Engenharia, mídias digitais e carreira
Fui formado para ser engenheiro. Nunca imaginei que iria virar artista, ou seja, o que era profissão virou meu hobby e o que era hobby virou profissão. Eu nunca abandonei meus estudos. Me formei engenheiro de produção na UFRJ, fui trabalhar no BNDES, fiz mestrado em economia, depois fui estudar planejamento industrial na Itália. Hoje eu tenho uma empresa, continuo mexendo com arte, mas atualmente talvez eu seja mais engenheiro do que artista. Eu já cantei, fiz show, programa de televisão, de radio, atuo em todas as mídias e hoje me dedico principalmente à mídia digital.
Mensagem aos jovens
Temos que ser tolerantes, conosco e com o próximo e precisamos entender que todos nós somos humanos.
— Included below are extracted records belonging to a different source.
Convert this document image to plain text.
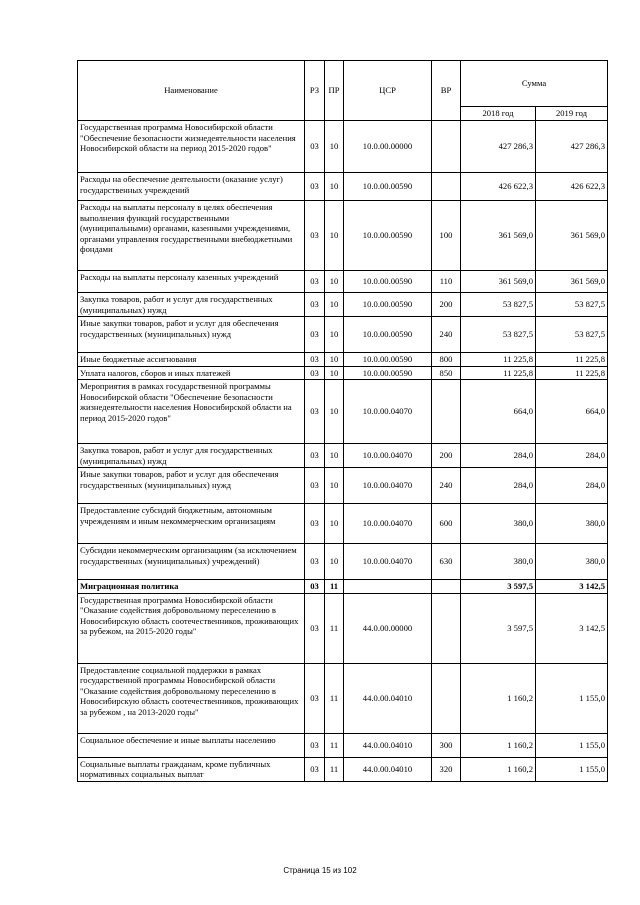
Наименование	РЗ	ПР	ЦСР	ВР	Сумма	
					2018 год	2019 год
Государственная программа Новосибирской области "Обеспечение безопасности жизнедеятельности населения Новосибирской области на период 2015-2020 годов"	03	10	10.0.00.00000		427 286,3	427 286,3
Расходы на обеспечение деятельности (оказание услуг) государственных учреждений	03	10	10.0.00.00590		426 622,3	426 622,3
Расходы на выплаты персоналу в целях обеспечения выполнения функций государственными (муниципальными) органами, казенными учреждениями, органами управления государственными внебюджетными фондами	03	10	10.0.00.00590	100	361 569,0	361 569,0
Расходы на выплаты персоналу казенных учреждений	03	10	10.0.00.00590	110	361 569,0	361 569,0
Закупка товаров, работ и услуг для государственных (муниципальных) нужд	03	10	10.0.00.00590	200	53 827,5	53 827,5
Иные закупки товаров, работ и услуг для обеспечения государственных (муниципальных) нужд	03	10	10.0.00.00590	240	53 827,5	53 827,5
Иные бюджетные ассигнования	03	10	10.0.00.00590	800	11 225,8	11 225,8
Уплата налогов, сборов и иных платежей	03	10	10.0.00.00590	850	11 225,8	11 225,8
Мероприятия в рамках государственной программы Новосибирской области "Обеспечение безопасности жизнедеятельности населения Новосибирской области на период 2015-2020 годов"	03	10	10.0.00.04070		664,0	664,0
Закупка товаров, работ и услуг для государственных (муниципальных) нужд	03	10	10.0.00.04070	200	284,0	284,0
Иные закупки товаров, работ и услуг для обеспечения государственных (муниципальных) нужд	03	10	10.0.00.04070	240	284,0	284,0
Предоставление субсидий бюджетным, автономным учреждениям и иным некоммерческим организациям	03	10	10.0.00.04070	600	380,0	380,0
Субсидии некоммерческим организациям (за исключением государственных (муниципальных) учреждений)	03	10	10.0.00.04070	630	380,0	380,0
Миграционная политика	03	11			3 597,5	3 142,5
Государственная программа Новосибирской области "Оказание содействия добровольному переселению в Новосибирскую область соотечественников, проживающих за рубежом, на 2015-2020 годы"	03	11	44.0.00.00000		3 597,5	3 142,5
Предоставление социальной поддержки в рамках государственной программы Новосибирской области "Оказание содействия добровольному переселению в Новосибирскую область соотечественников, проживающих за рубежом , на 2013-2020 годы"	03	11	44.0.00.04010		1 160,2	1 155,0
Социальное обеспечение и иные выплаты населению	03	11	44.0.00.04010	300	1 160,2	1 155,0
Социальные выплаты гражданам, кроме публичных нормативных социальных выплат	03	11	44.0.00.04010	320	1 160,2	1 155,0
Страница 15 из 102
Quanto mais avançamos em tecnologia, mais importante é valorizarmos a filosofia, as ciências sociais, as ciências políticas, a psicologia, a antropologia, a sociologia, as relações humanas. Então o que eu recomendaria aos mais jovens é tolerância, com aquilo que nos é diferente, e coragem para mudar. Hoje, para sobrevivermos o processo de mudança é contínuo. Você não tem que se reinventar de quando em quando. Você tem que permanentemente se reinventar. E para isso é necessário coragem, ao mesmo tempo em que exercitamos a nossa tolerância. O justo vem da conversa, do controverso civilizado e do bom humor. Devemos começar rindo de nós mesmos e depois aceitarmos quando riem de nós, quando reparam nas nossas fraquezas e mesquinharias. Ter bom humor é muito importante.